À medida que as mortes se acumulam seis semanas após o início da guerra desencadeada pelos ataques EUA-Israelenses contra o Irão, várias agências das Nações Unidas apelaram no sábado ao fim da impunidade pelas violações generalizadas do direito internacional no Médio Oriente.

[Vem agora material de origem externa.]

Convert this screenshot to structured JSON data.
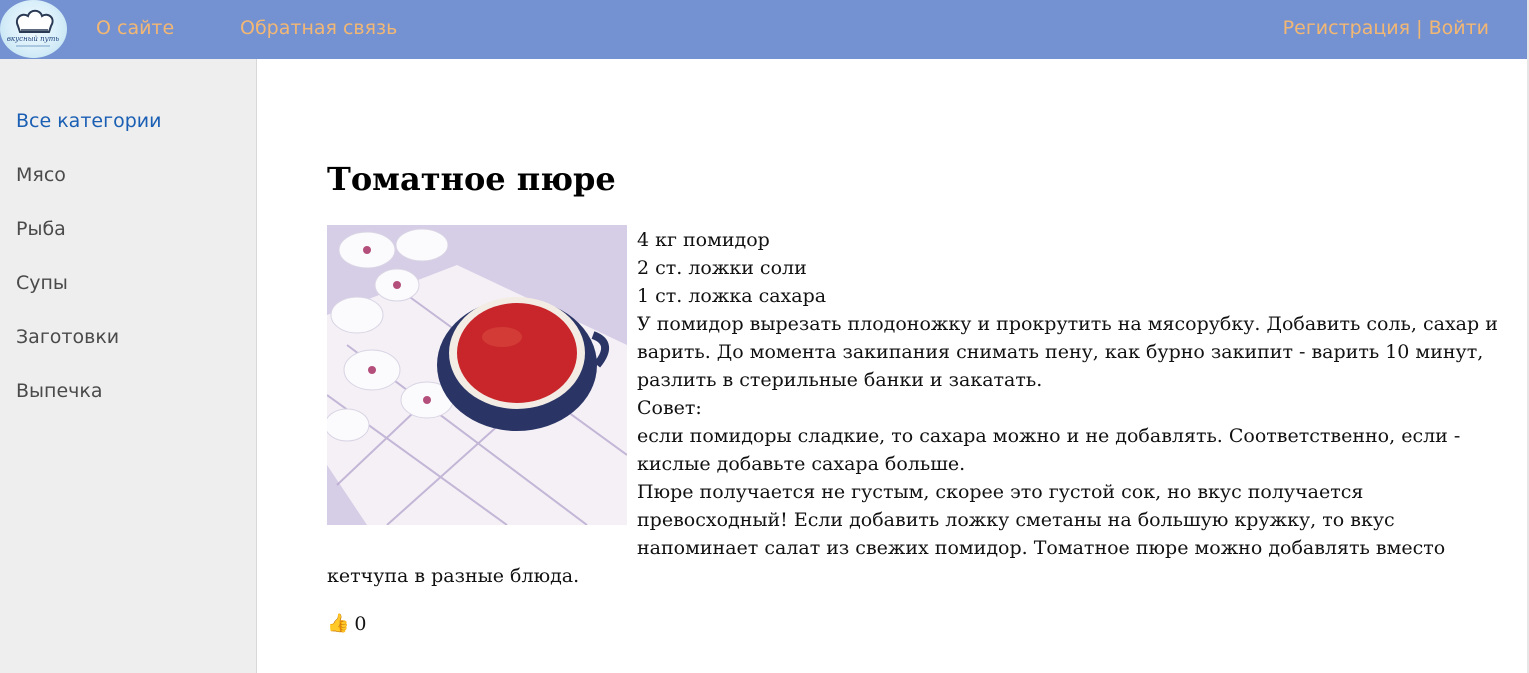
{
  "header": {
    "logo_text": "вкусный путь",
    "nav": {
      "about": "О сайте",
      "feedback": "Обратная связь"
    },
    "auth": {
      "register": "Регистрация",
      "separator": " | ",
      "login": "Войти"
    }
  },
  "sidebar": {
    "categories": [
      {
        "label": "Все категории",
        "active": true
      },
      {
        "label": "Мясо"
      },
      {
        "label": "Рыба"
      },
      {
        "label": "Супы"
      },
      {
        "label": "Заготовки"
      },
      {
        "label": "Выпечка"
      }
    ]
  },
  "recipe": {
    "title": "Томатное пюре",
    "lines": [
      "4 кг помидор",
      "2 ст. ложки соли",
      "1 ст. ложка сахара",
      "У помидор вырезать плодоножку и прокрутить на мясорубку. Добавить соль, сахар и",
      "варить. До момента закипания снимать пену, как бурно закипит - варить 10 минут,",
      "разлить в стерильные банки и закатать.",
      "Совет:",
      "если помидоры сладкие, то сахара можно и не добавлять. Соответственно, если -",
      "кислые добавьте сахара больше.",
      "Пюре получается не густым, скорее это густой сок, но вкус получается",
      "превосходный! Если добавить ложку сметаны на большую кружку, то вкус",
      "напоминает салат из свежих помидор. Томатное пюре можно добавлять вместо",
      "кетчупа в разные блюда."
    ],
    "likes": "0"
  },
  "icons": {
    "thumbs_up": "thumbs-up-icon"
  }
}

Numa declaração conjunta, os chefes destas agências da ONU afirmam “alarmado com as contínuas violações das leis da guerra e do direito humanitário internacional” na região. “Mesmo as guerras têm regras, e essas regras devem ser respeitadas”adiciona o texto.

Os autores desta declaração conjunta, incluindo o Subsecretário-Geral para os Assuntos Humanitários, Tom Fletcher, e os chefes das agências da ONU para os direitos humanos, saúde, alimentação, refugiados e crianças em particular, denunciam o crescente número de vítimas humanas desde que os ataques americano-israelenses ao Irão desencadearam a guerra na região em 28 de Fevereiro.

“Em apenas um mês, no Médio Oriente, dezenas de milhares de civis foram mortos ou feridos. Centenas de milhares foram deslocados, muitas vezes”eles escreveram. “Os números continuam a aumentar e os serviços essenciais são cada vez mais difíceis de obter”acrescentaram.

“Membros dos serviços de saúde, hospitais e ambulâncias foram alvo. Escolas foram atingidas. Infra-estruturas civis, incluindo pontes, edifícios de apartamentos, casas, instalações de água potável e centrais energéticas, foram destruídas.sublinham as agências da ONU. Dizem que estão particularmente preocupados com o impacto da guerra “sobre mulheres, crianças e pessoas com necessidades específicas”.

Além disso, “nossos colegas humanitários foram apanhados nas hostilidades”eles lamentam. Desde o início do ano, “14 trabalhadores humanitários foram mortos ou feridos nos territórios palestinianos ocupados, oito no Irão e cinco no Líbano”indicam os autores do comunicado, criticando uma avaliação “alarmante”.

Os chefes das agências da ONU indicam que “Condenamos veementemente todos os ataques contra civis, incluindo trabalhadores humanitários e de saúde, bem como contra bens civis”. “Exigimos que todas as partes – sejam países membros da ONU ou grupos armados – respeitem as suas obrigações legais de proteger os civis, incluindo o pessoal humanitário, e a infraestrutura civil”eles acrescentam.